Disney gained some rare compliments from its critics for hiring an almost entirely Asian cast for this film -- and they aren't unknowns, either. Actress Ming-Na (then Ming-Na Wen) leads the cast as Mulan (and Broadway actress Lea Salonga provides her singing voice, as she did for Jasmine). B. D. Wong, now Dr. Huang on Law & Order : Special Victims Unit, voiced Captain Li (with Donny Osmond singing). Famous comedian Eddie Murphy pulls a Robin Williams as the wise-cracking, jive-talking Mushu. His voice and mannerisms are completely anachronistic, but they work (amazingly), and he makes the character extremely funny (at times).

I'm not done yet! Voiceover actor Miguel Ferrer, the son of Rosemary Clooney and Jose Ferrer, voiced the evil Hun leader Shan-Yu. Pat Morita, best known as Arnold on Happy Days and Mr. Miyagi in The Karate Kid movies, lends dignity to the role of the Emperor. Hikaru Sulu himself, George Takei, voiced the First Ancestor of the Fa family. Gedde Watanabe, best known as Long Duk Dong in Sixteen Candles, voices one of Mulan's fellow soldiers. Also on hand is veteran voice actress June Foray (Rocky the Flying Squirrel, Grammi Gummi, Looney Tunes' Granny, etc.) as Grandmother Fa.

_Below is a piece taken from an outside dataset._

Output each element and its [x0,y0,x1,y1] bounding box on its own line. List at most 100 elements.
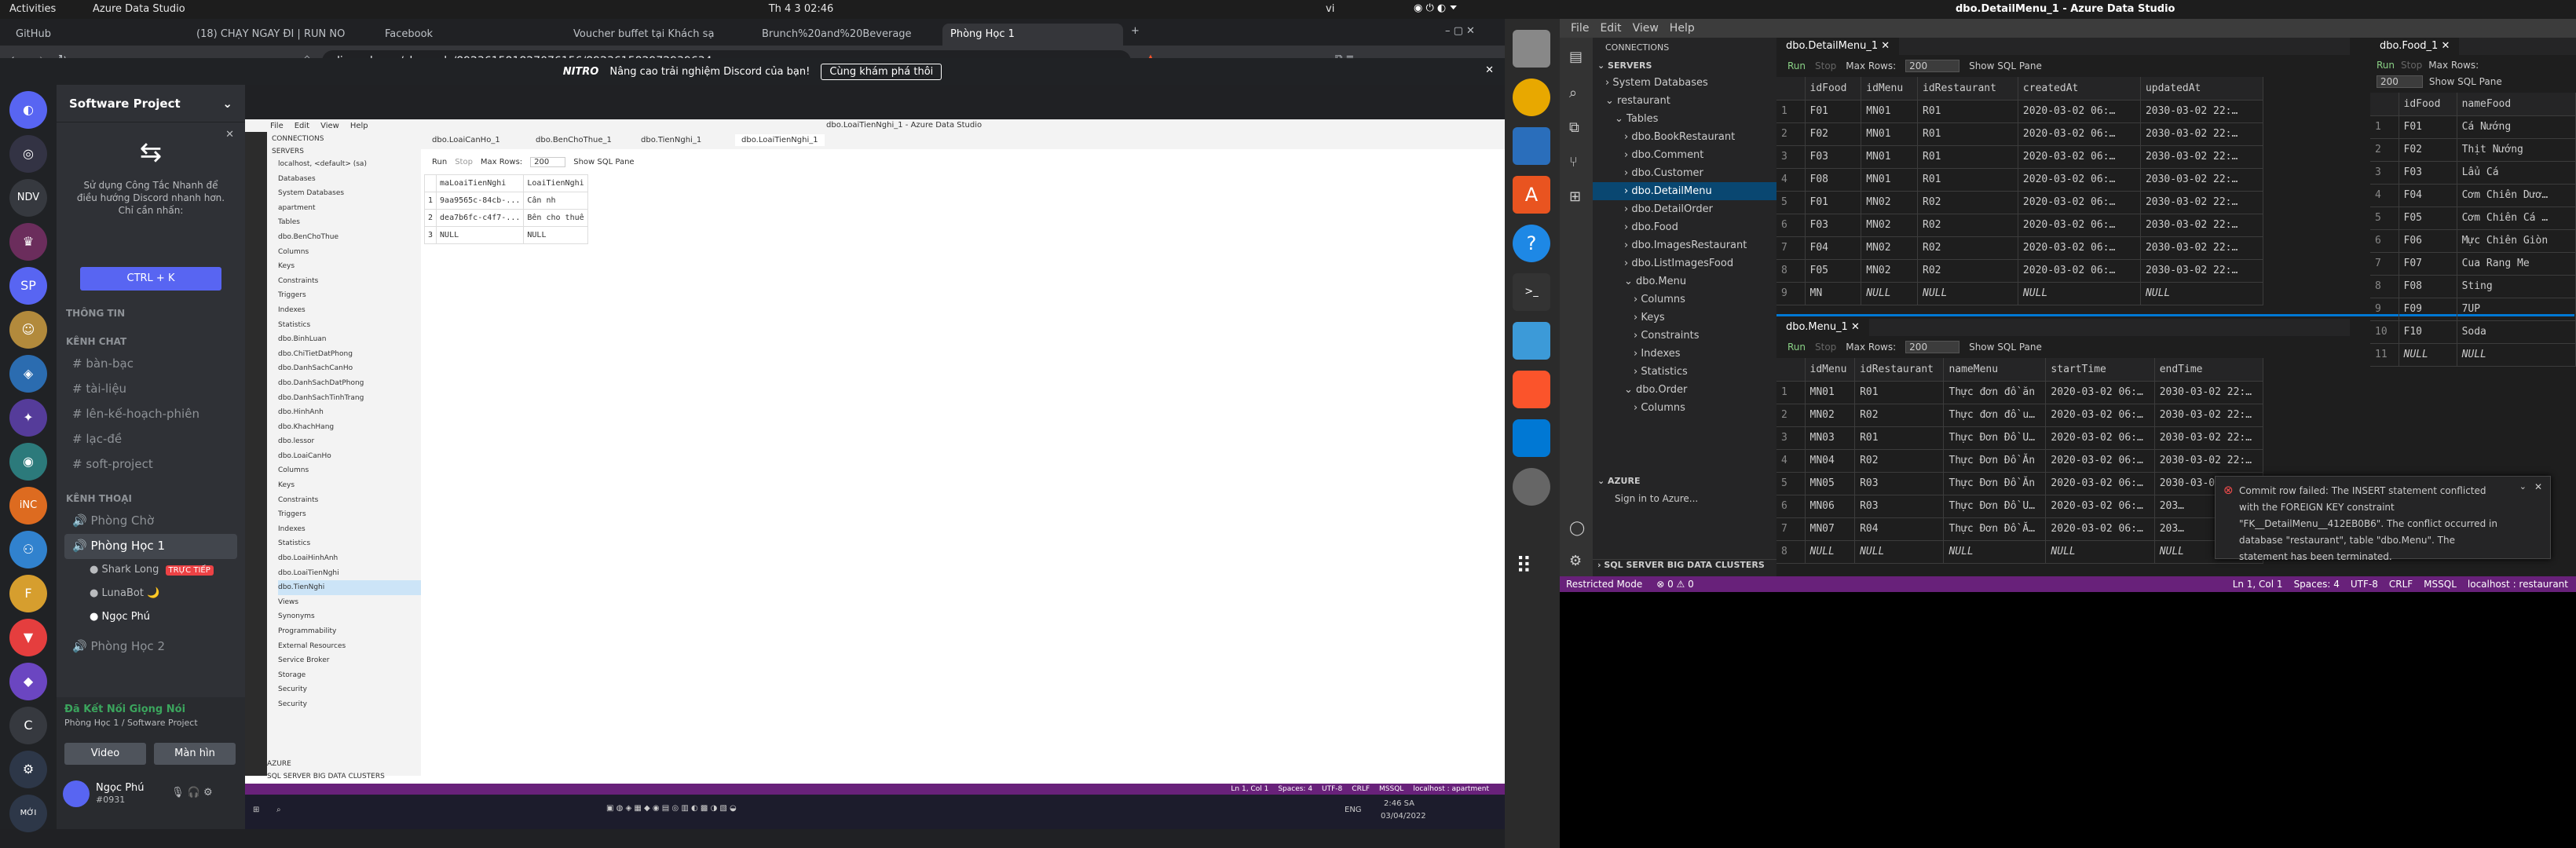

The film's score was nominated for an Academy Award, and for once, I'd argue the loss (to Shakespeare in Love) was deserved, despite the presence of Jerry Goldsmith. The music isn't bad, but it's not the film's strong point. Unfortunately, it's nearly impossible for animated films to compete in most Oscar categories. On the other hand, the film cleaned house at the Annie Awards, proving that Disney was still on top when it came to animated features -- but then, its only real competition that year was 1997's Anastasia.

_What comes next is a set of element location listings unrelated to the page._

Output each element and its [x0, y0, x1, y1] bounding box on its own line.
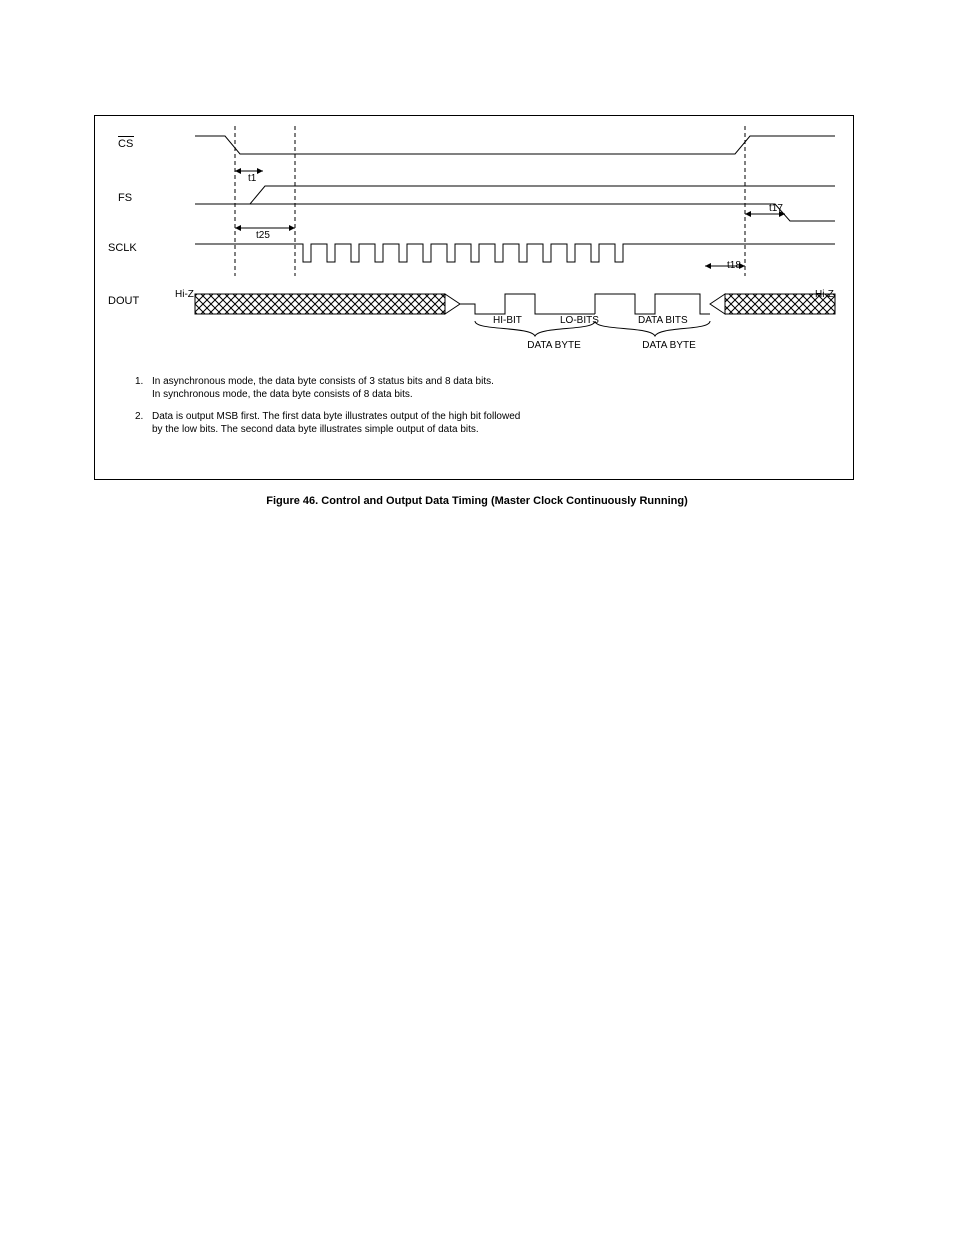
- figure-caption: Figure 46. Control and Output Data Timin…: [0, 495, 954, 507]
- timing-diagram: [95, 116, 853, 479]
- figure-frame: [94, 115, 854, 480]
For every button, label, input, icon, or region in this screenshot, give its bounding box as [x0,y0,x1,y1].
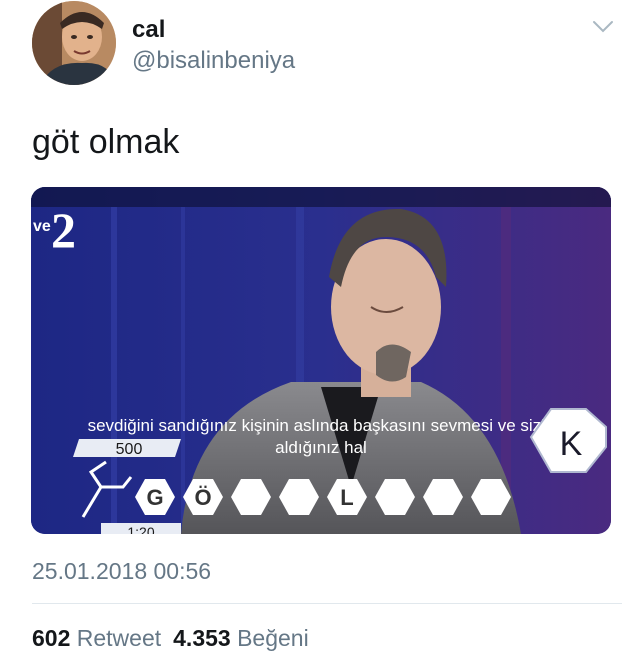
svg-text:L: L [340,485,353,510]
retweet-number: 602 [32,625,71,651]
like-count[interactable]: 4.353 Beğeni [173,625,309,651]
divider [32,603,622,604]
user-names: cal @bisalinbeniya [132,16,295,76]
tweet-stats: 602 Retweet 4.353 Beğeni [32,623,309,653]
display-name[interactable]: cal [132,16,295,44]
like-label: Beğeni [237,625,309,651]
svg-text:aldığınız hal: aldığınız hal [275,438,367,457]
retweet-count[interactable]: 602 Retweet [32,625,161,651]
svg-text:Ö: Ö [194,485,211,510]
tweet-header: cal @bisalinbeniya [30,0,620,90]
tweet-text: göt olmak [32,123,180,161]
like-number: 4.353 [173,625,231,651]
chevron-down-icon[interactable] [592,20,614,34]
avatar-image [32,1,116,85]
svg-text:K: K [560,425,583,463]
svg-text:G: G [146,485,163,510]
timer-text: 1:20 [127,524,154,534]
tv-screenshot: ve 2 sevdiğini sandığınız kişinin aslınd… [31,187,611,534]
user-handle[interactable]: @bisalinbeniya [132,46,295,76]
svg-text:sevdiğini sandığınız kişinin a: sevdiğini sandığınız kişinin aslında baş… [88,416,555,435]
tweet-timestamp[interactable]: 25.01.2018 00:56 [32,556,211,586]
score-badge: 500 [73,439,181,458]
svg-text:500: 500 [116,441,143,458]
retweet-label: Retweet [76,625,162,651]
tweet-media[interactable]: ve 2 sevdiğini sandığınız kişinin aslınd… [31,187,611,534]
user-avatar[interactable] [32,1,116,85]
svg-text:2: 2 [51,202,76,258]
svg-text:ve: ve [33,218,51,235]
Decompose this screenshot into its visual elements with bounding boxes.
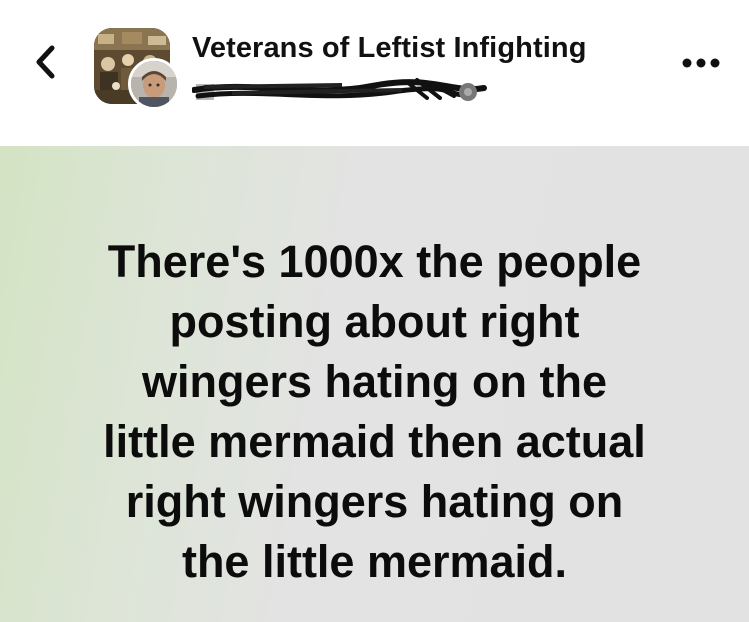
post-text-card: There's 1000x the people posting about r… [0,146,749,622]
redaction-scribble-graphic [191,78,487,101]
chevron-left-icon [36,45,55,79]
post-header: Veterans of Leftist Infighting [0,0,749,146]
redacted-author-name [191,76,492,106]
author-avatar-image [131,61,177,107]
more-horizontal-icon [682,58,720,68]
back-button[interactable] [28,40,64,84]
facebook-group-post-screen: Veterans of Leftist Infighting There's 1… [0,0,749,622]
post-body-text: There's 1000x the people posting about r… [103,236,646,587]
group-name[interactable]: Veterans of Leftist Infighting [192,32,587,65]
author-avatar[interactable] [128,58,180,110]
more-options-button[interactable] [678,52,724,74]
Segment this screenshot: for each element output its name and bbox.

Mulan is scheduled to get a direct-to-video sequel in 2003, but information on it is, as yet, scarce. None of the possibilities seem appealing, but we'll see.

Mulan is a fine action/adventure/comedy film, and although it had all of the elements of Disney's recent successful formula, it changed the mix, emphasizing the action and character development rather than music and romance. It clearly laid the groundwork for the big changes exhibited by Tarzan, The Emperor's New Groove, and Atlantis: The Lost Empire, and so could mark the beginning of the second phase of Disney's revitalization of its animated features.